Target Corporation's 2014 balance sheet provides comprehensive insights into the company's financial position, particularly its shareholders' equity, which reflects the residual interest in the assets after deducting liabilities. Analyzing the balance sheet reveals that the total stockholders' equity as of the end of 2014 was approximately $10.2 billion (Target Corporation, 2014). The year-over-year change in stockholders' equity can primarily be attributed to several factors, including net income generated during the year and dividends paid to shareholders.
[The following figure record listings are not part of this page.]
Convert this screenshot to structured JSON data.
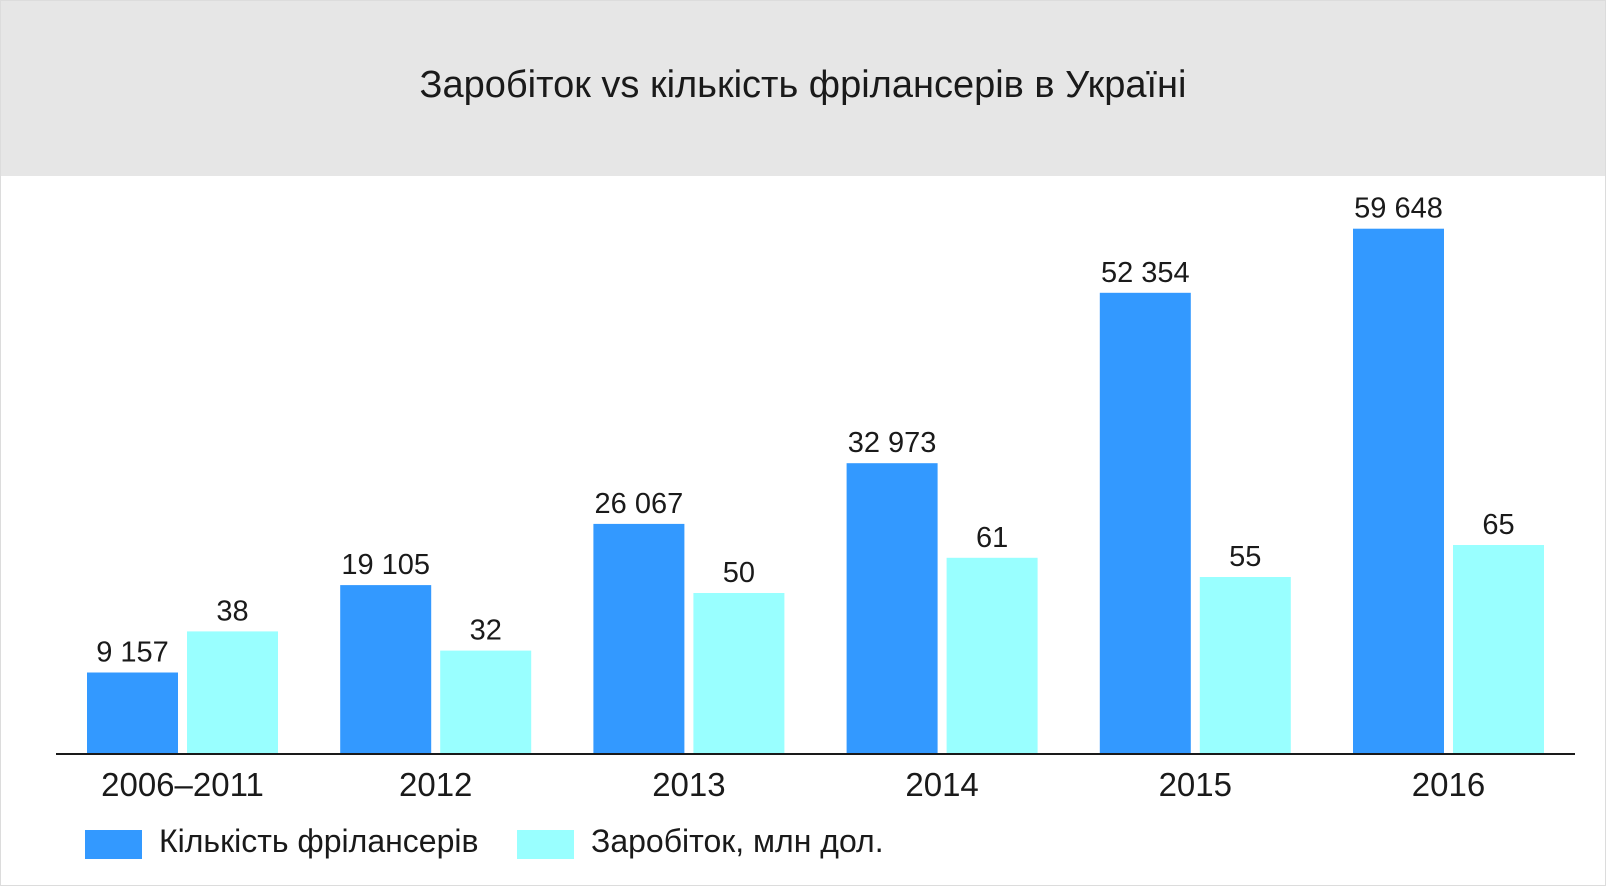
{
  "chart_data": {
    "type": "bar",
    "title": "Заробіток vs кількість фрілансерів в Україні",
    "categories": [
      "2006–2011",
      "2012",
      "2013",
      "2014",
      "2015",
      "2016"
    ],
    "series": [
      {
        "name": "Кількість фрілансерів",
        "values": [
          9157,
          19105,
          26067,
          32973,
          52354,
          59648
        ],
        "labels": [
          "9 157",
          "19 105",
          "26 067",
          "32 973",
          "52 354",
          "59 648"
        ],
        "color": "#3399ff"
      },
      {
        "name": "Заробіток, млн дол.",
        "values": [
          38,
          32,
          50,
          61,
          55,
          65
        ],
        "labels": [
          "38",
          "32",
          "50",
          "61",
          "55",
          "65"
        ],
        "color": "#99ffff"
      }
    ],
    "xlabel": "",
    "ylabel": "",
    "grid": false,
    "legend_position": "bottom-left"
  }
}
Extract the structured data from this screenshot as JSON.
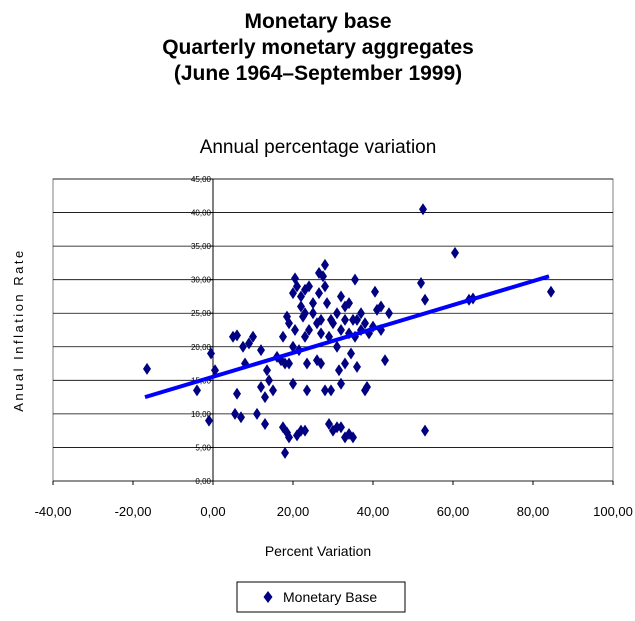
{
  "chart_data": {
    "type": "scatter",
    "title": [
      "Monetary base",
      "Quarterly monetary aggregates",
      "(June 1964–September 1999)"
    ],
    "subtitle": "Annual percentage variation",
    "x_label": "Percent Variation",
    "y_label": "Anual Inflation Rate",
    "xlim": [
      -40,
      100
    ],
    "xticks": [
      {
        "value": -40,
        "label": "-40,00"
      },
      {
        "value": -20,
        "label": "-20,00"
      },
      {
        "value": 0,
        "label": "0,00"
      },
      {
        "value": 20,
        "label": "20,00"
      },
      {
        "value": 40,
        "label": "40,00"
      },
      {
        "value": 60,
        "label": "60,00"
      },
      {
        "value": 80,
        "label": "80,00"
      },
      {
        "value": 100,
        "label": "100,00"
      }
    ],
    "ylim": [
      0,
      45
    ],
    "yticks": [
      {
        "value": 0,
        "label": "0,00"
      },
      {
        "value": 5,
        "label": "5,00"
      },
      {
        "value": 10,
        "label": "10,00"
      },
      {
        "value": 15,
        "label": "15,00"
      },
      {
        "value": 20,
        "label": "20,00"
      },
      {
        "value": 25,
        "label": "25,00"
      },
      {
        "value": 30,
        "label": "30,00"
      },
      {
        "value": 35,
        "label": "35,00"
      },
      {
        "value": 40,
        "label": "40,00"
      },
      {
        "value": 45,
        "label": "45,00"
      }
    ],
    "grid": true,
    "legend": "bottom",
    "series": [
      {
        "name": "Monetary Base",
        "color": "#000080",
        "x": [
          -16.5,
          -4,
          -1,
          -0.5,
          0.5,
          5,
          5.5,
          6,
          6,
          7,
          7.5,
          8,
          9,
          10,
          11,
          12,
          12,
          13,
          13,
          13.5,
          14,
          15,
          16,
          17,
          17.5,
          17.5,
          18,
          18,
          18.5,
          18.5,
          19,
          19,
          19,
          20,
          20,
          20,
          20.5,
          20.5,
          21,
          21,
          21.5,
          22,
          22,
          22,
          22.5,
          23,
          23,
          23,
          23,
          23.5,
          23.5,
          24,
          24,
          25,
          25,
          26,
          26,
          26.5,
          26.5,
          27,
          27,
          27,
          27.5,
          28,
          28,
          28,
          28.5,
          29,
          29,
          29.5,
          29.5,
          30,
          30,
          31,
          31,
          31,
          31.5,
          32,
          32,
          32,
          32,
          33,
          33,
          33,
          33,
          34,
          34,
          34,
          34.5,
          35,
          35,
          35.5,
          35.5,
          36,
          36,
          37,
          37,
          38,
          38,
          38.5,
          39,
          40,
          40.5,
          41,
          42,
          42,
          43,
          44,
          52,
          52.5,
          53,
          53,
          60.5,
          64,
          65,
          84.5
        ],
        "values": [
          16.7,
          13.5,
          9,
          19,
          16.5,
          21.5,
          10,
          21.7,
          13,
          9.5,
          20,
          17.5,
          20.5,
          21.5,
          10,
          19.5,
          14,
          12.5,
          8.5,
          16.5,
          15,
          13.5,
          18.5,
          18,
          21.5,
          8,
          4.2,
          17.5,
          24.5,
          7.2,
          23.5,
          17.5,
          6.5,
          28,
          20,
          14.5,
          30.2,
          22.5,
          29,
          6.8,
          19.5,
          26,
          27.5,
          7.5,
          24.5,
          25,
          21.5,
          28.5,
          7.5,
          17.5,
          13.5,
          29,
          22.5,
          26.5,
          25,
          23.5,
          18,
          31,
          28,
          24,
          22,
          17.5,
          30.5,
          32.2,
          29,
          13.5,
          26.5,
          21.5,
          8.5,
          24,
          13.5,
          7.5,
          23.5,
          25,
          8,
          20,
          16.5,
          27.5,
          22.5,
          14.5,
          8,
          26,
          24,
          17.5,
          6.5,
          22,
          26.5,
          7,
          19,
          24,
          6.5,
          30,
          21.5,
          17,
          24,
          25,
          22.5,
          23.5,
          13.5,
          14,
          22,
          23,
          28.2,
          25.5,
          26,
          22.5,
          18,
          25,
          29.5,
          40.5,
          7.5,
          27,
          34,
          27,
          27.2,
          28.2
        ]
      }
    ],
    "trendline": {
      "x": [
        -17,
        84
      ],
      "y": [
        12.5,
        30.5
      ],
      "color": "#0000ff"
    }
  }
}
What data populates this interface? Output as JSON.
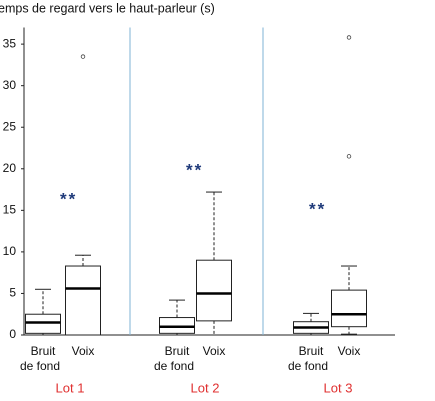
{
  "chart_data": {
    "type": "box",
    "title": "emps de regard vers le haut-parleur (s)",
    "ylim": [
      0,
      37
    ],
    "yticks": [
      0,
      5,
      10,
      15,
      20,
      25,
      30,
      35
    ],
    "groups": [
      {
        "name": "Lot 1",
        "annotation": "**",
        "boxes": [
          {
            "label": [
              "Bruit",
              "de fond"
            ],
            "min": 0,
            "q1": 0.2,
            "median": 1.5,
            "q3": 2.5,
            "max": 5.5,
            "outliers": []
          },
          {
            "label": [
              "Voix"
            ],
            "min": 0,
            "q1": 0,
            "median": 5.6,
            "q3": 8.3,
            "max": 9.6,
            "outliers": [
              33.5
            ]
          }
        ]
      },
      {
        "name": "Lot 2",
        "annotation": "**",
        "boxes": [
          {
            "label": [
              "Bruit",
              "de fond"
            ],
            "min": 0,
            "q1": 0.2,
            "median": 1.0,
            "q3": 2.1,
            "max": 4.2,
            "outliers": []
          },
          {
            "label": [
              "Voix"
            ],
            "min": 0,
            "q1": 1.7,
            "median": 5.0,
            "q3": 9.0,
            "max": 17.2,
            "outliers": []
          }
        ]
      },
      {
        "name": "Lot 3",
        "annotation": "**",
        "boxes": [
          {
            "label": [
              "Bruit",
              "de fond"
            ],
            "min": 0,
            "q1": 0.2,
            "median": 0.9,
            "q3": 1.6,
            "max": 2.6,
            "outliers": []
          },
          {
            "label": [
              "Voix"
            ],
            "min": 0.1,
            "q1": 1.0,
            "median": 2.5,
            "q3": 5.4,
            "max": 8.3,
            "outliers": [
              35.8,
              21.5
            ]
          }
        ]
      }
    ],
    "group_label_color": "#e03030",
    "annotation_color": "#1f3a7a",
    "separator_color": "#7fb3d5"
  }
}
The increase reflects that the company's net income exceeded dividends paid, contributing to growth in retained earnings, the largest component of shareholders' equity in 2014, alongside common stock, additional paid-in capital, and accumulated other comprehensive income.

The company's balance sheet indicates that Target did not have any preferred stock as of 2014; thus, all shareholders' equity represents common equity. The dividend rate, as inferred from the statement of shareholders' equity, suggests Target declared dividends, which in 2014 amounted to approximately $2.4 billion (Target Corporation, 2014), representing a dividend per share of approximately $2.20 based on the outstanding shares. The total number of shares issued and outstanding at year-end was roughly 1.4 billion, with authorized shares exceeding this number, providing flexibility for future issuance.

During 2014, Target declared dividends, which decreased retained earnings marginally, reflecting a typical dividend payout policy. The company's share repurchase activity in 2014 was minimal or none, but generally, share repurchases reduce shareholders' equity because they represent a return of capital to shareholders through a reduction in the number of outstanding shares, which increases earnings per share but reduces total equity.

Calculations of key financial ratios further illuminate Target’s financial performance. The return on shareholders' equity (ROE) for 2014 can be calculated as net income divided by average shareholders' equity. Target reported net income of approximately $4.0 billion (Target Corporation, 2014). Assuming the beginning of the year shareholders' equity was roughly $9.7 billion, the average equity would be ($9.7 billion + $10.2 billion)/2 = $9.95 billion. Therefore, ROE = $4.0 billion / $9.95 billion ≈ 40.2%. The rate of return on common stockholders' equity, considering dividends paid and retained earnings, aligns with this high ROE, indicating efficient utilization of equity resources.

In summary, Target's 2014 financial statements depict a healthy increase in shareholders' equity driven mainly by retained earnings from profitable operations. The dividends paid and lack of significant share repurchases suggest a focus on returning value via dividends while maintaining strong growth prospects. These factors, coupled with a high ROE, demonstrate effective management in generating shareholder value.